"That's what drives decisions," Frisch said. "You are the ones who help us."
Rick Grambo, who is acting as interim president on the board, said he spent a lot of time talking about the board's role with this decision with Dr. Wheeler.
"Our role as a board here is to put forth a priority list," he said. "This is not the end. This is the beginning."
He added that it is essentially up to the county executive and the county council to take care of the local funding and if and when that happens.
Many supporters of Havre de Grace High School, wearing Warriors T-shirts and maroon and white school colors, and Youth's Benefit and community-based organization Build It Now, wearing their usual green shirts, were in attendance and advocated for replacement buildings in their communities.
Havre de Grace City Council members David Glenn, Bill Martin, Joseph Smith and Council President Randy Craig were in the audience along with Mayor Wayne Dougherty.
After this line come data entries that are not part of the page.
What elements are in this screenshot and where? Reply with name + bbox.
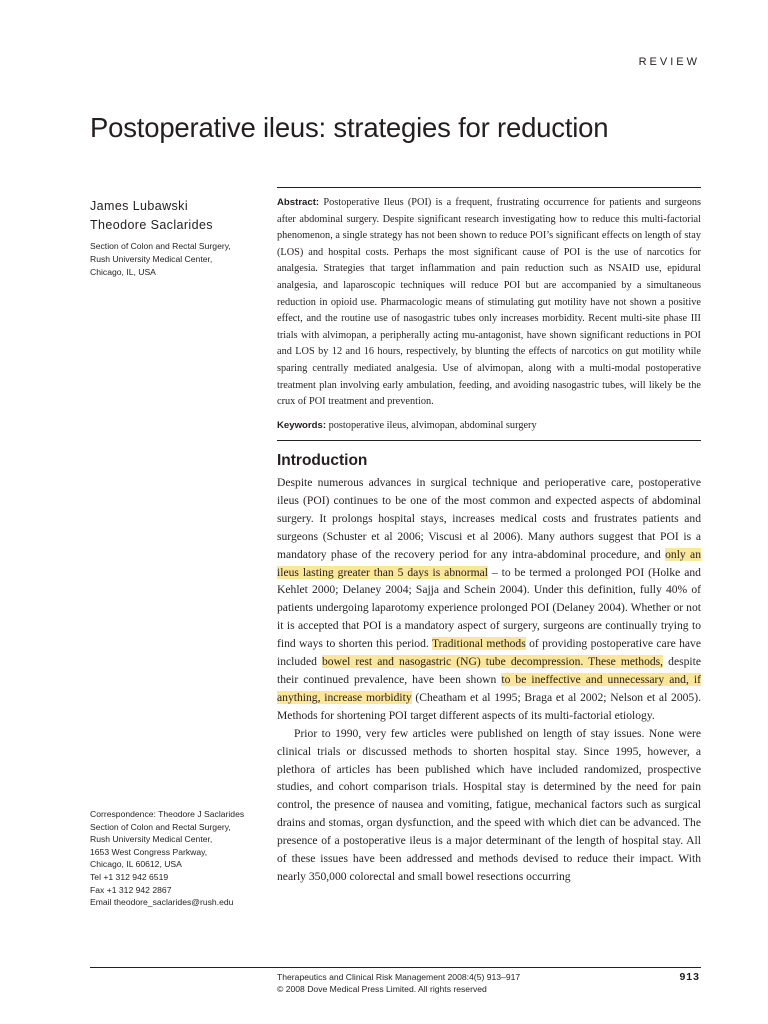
- author-list: [90, 197, 213, 235]
- footer-citation: [277, 971, 520, 996]
- correspondence-line: Rush University Medical Center,: [90, 834, 213, 845]
- abstract-label: Abstract:: [277, 197, 320, 208]
- text-run: Despite numerous advances in surgical technique and perioperative care, postoperative ileus (POI) continues to be one of the most common and expected aspects of abdominal surgery. It prolongs hospital stays, increases medical costs and frustrates patients and surgeons (Schuster et al 2006; Viscusi et al 2006). Many authors suggest that POI is a mandatory phase of the recovery period for any intra-abdominal procedure, and: [277, 476, 701, 561]
- text-run: despite their continued prevalence, have been shown: [277, 655, 701, 686]
- paragraph: Prior to 1990, very few articles were published on length of stay issues. None were clinical trials or discussed methods to shorten hospital stay. Since 1995, however, a plethora of articles has been published which have included randomized, prospective studies, and cohort comparison trials. Hospital stay is determined by the need for pain control, the presence of nausea and vomiting, fatigue, mechanical factors such as surgical drains and stomas, organ dysfunction, and the speed with which diet can be advanced. The presence of a postoperative ileus is a major determinant of the length of hospital stay. All of these issues have been addressed and methods devised to reduce their impact. With nearly 350,000 colorectal and small bowel resections occurring: [277, 726, 701, 883]
- correspondence-block: [90, 808, 244, 909]
- correspondence-line: Section of Colon and Rectal Surgery,: [90, 821, 231, 832]
- footer-rule: [90, 967, 701, 968]
- abstract-top-rule: [277, 187, 701, 188]
- paragraph: [277, 474, 701, 725]
- section-rule: [277, 440, 701, 441]
- journal-citation: Therapeutics and Clinical Risk Management 2008:4(5) 913–917: [277, 972, 521, 982]
- copyright-notice: © 2008 Dove Medical Press Limited. All rights reserved: [277, 984, 487, 995]
- highlighted-text: to be ineffective and unnecessary and, if anything, increase morbidity: [277, 672, 701, 704]
- abstract: [277, 195, 701, 411]
- section-heading-introduction: Introduction: [277, 452, 368, 469]
- keywords-text: postoperative ileus, alvimopan, abdominal surgery: [328, 420, 537, 431]
- author-name: James Lubawski: [90, 199, 189, 213]
- affiliation-line: Rush University Medical Center,: [90, 254, 213, 264]
- affiliation-line: Chicago, IL, USA: [90, 267, 156, 277]
- text-run: (Cheatham et al 1995; Braga et al 2002; Nelson et al 2005). Methods for shortening POI target different aspects of its multi-factorial etiology.: [277, 690, 701, 722]
- highlighted-text: Traditional methods: [431, 637, 526, 651]
- introduction-body: [277, 474, 701, 886]
- text-run: of providing postoperative care have included: [277, 637, 701, 669]
- page-number: 913: [679, 971, 700, 983]
- highlighted-text: only an ileus lasting greater than 5 days is abnormal: [277, 547, 701, 579]
- abstract-text: Postoperative Ileus (POI) is a frequent, frustrating occurrence for patients and surgeons after abdominal surgery. Despite significant research investigating how to reduce this multi-factorial phenomenon, a single strategy has not been shown to reduce POI’s significant effects on length of stay (LOS) and hospital costs. Perhaps the most significant cause of POI is the use of narcotics for analgesia. Strategies that target inflammation and pain reduction such as NSAID use, epidural analgesia, and laparoscopic techniques will reduce POI but are accompanied by a simultaneous reduction in opioid use. Pharmacologic means of stimulating gut motility have not shown a positive effect, and the routine use of nasogastric tubes only increases morbidity. Recent multi-site phase III trials with alvimopan, a peripherally acting mu-antagonist, have shown significant reductions in POI and LOS by 12 and 16 hours, respectively, by blunting the effects of narcotics on gut motility while sparing centrally mediated analgesia. Use of alvimopan, along with a multi-modal postoperative treatment plan involving early ambulation, feeding, and avoiding nasogastric tubes, will likely be the crux of POI treatment and prevention.: [277, 197, 701, 408]
- correspondence-email: Email theodore_saclarides@rush.edu: [90, 897, 234, 908]
- affiliation-line: Section of Colon and Rectal Surgery,: [90, 241, 231, 251]
- correspondence-line: Tel +1 312 942 6519: [90, 871, 169, 882]
- text-run: – to be termed a prolonged POI (Holke and Kehlet 2000; Delaney 2004; Sajja and Schein 2004). Under this definition, fully 40% of patients undergoing laparotomy experience prolonged POI (Delaney 2004). Whether or not it is accepted that POI is a mandatory aspect of surgery, surgeons are continually trying to find ways to shorten this period.: [277, 565, 701, 651]
- keywords-label: Keywords:: [277, 420, 327, 431]
- author-affiliation: [90, 240, 231, 279]
- correspondence-line: Chicago, IL 60612, USA: [90, 859, 182, 870]
- correspondence-line: 1653 West Congress Parkway,: [90, 846, 208, 857]
- keywords: [277, 418, 701, 435]
- highlighted-text: bowel rest and nasogastric (NG) tube decompression. These methods,: [322, 655, 664, 669]
- section-label: REVIEW: [638, 56, 700, 68]
- correspondence-line: Fax +1 312 942 2867: [90, 884, 172, 895]
- author-name: Theodore Saclarides: [90, 218, 213, 232]
- correspondence-line: Correspondence: Theodore J Saclarides: [90, 809, 245, 819]
- article-title: Postoperative ileus: strategies for reduction: [90, 112, 609, 143]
Glenn spoke on behalf of the city council, as he has done in previous meetings.
He listed various concerns the city has with the school, such as a main entrance separate from the main office, repeated gas leaks and a campus separated by heavily traveled roads.
Glenn said the county needs to "provide a safe and secure learning environment" for the students and with the current facility it is "falling short of that goal."
"There has to be a better way," he told the board. "It's time to take politics out of the mix. Don't jeopardize [the students'] education."
Paul MacMillan spoke on behalf of Build It Now, which advocates for replacements of the county's aging, multi-building elementary schools - namely Youth's Benefit and William Paca/Old Post Road elementary schools.
"Time is of the essence," MacMillan said referring to the request of funds. "Include Youth's Benefit as a replacement of this year's [capital improvement] plan."
MacMillan noted that Youth's Benefit has been on the school system's priority list for replacement, at one level or another, for 16 years and is basically shovel ready.
Joppatowne community members, including Parent Teacher Student Association President Brenda Flenner, also made their case for renovations to their high school. Joppatowne, which opened in 1972, is the next oldest high school building after Havre de Grace.
She asked the board to provide Joppatowne students "with the quality learning environment that meets the standards of other Harford County schools."
Flenner added that JHS was a "forward-thinking facility" with its homeland security magnet program and should not be labeled as "inferior or unimportant" as many Route 40 corridor schools unfairly are.
Finishing the plan
Before their final vote Monday, school board members considered several amendments to the capital improvement plan, which they had also discussed during their Sept. 10 meeting, the last session presided over by the late Dr. Wheeler.
The two most controversial amendments were made by Frisch, first proposed to add a request of $1 million from the local level for planning services on the Youth's Benefit project.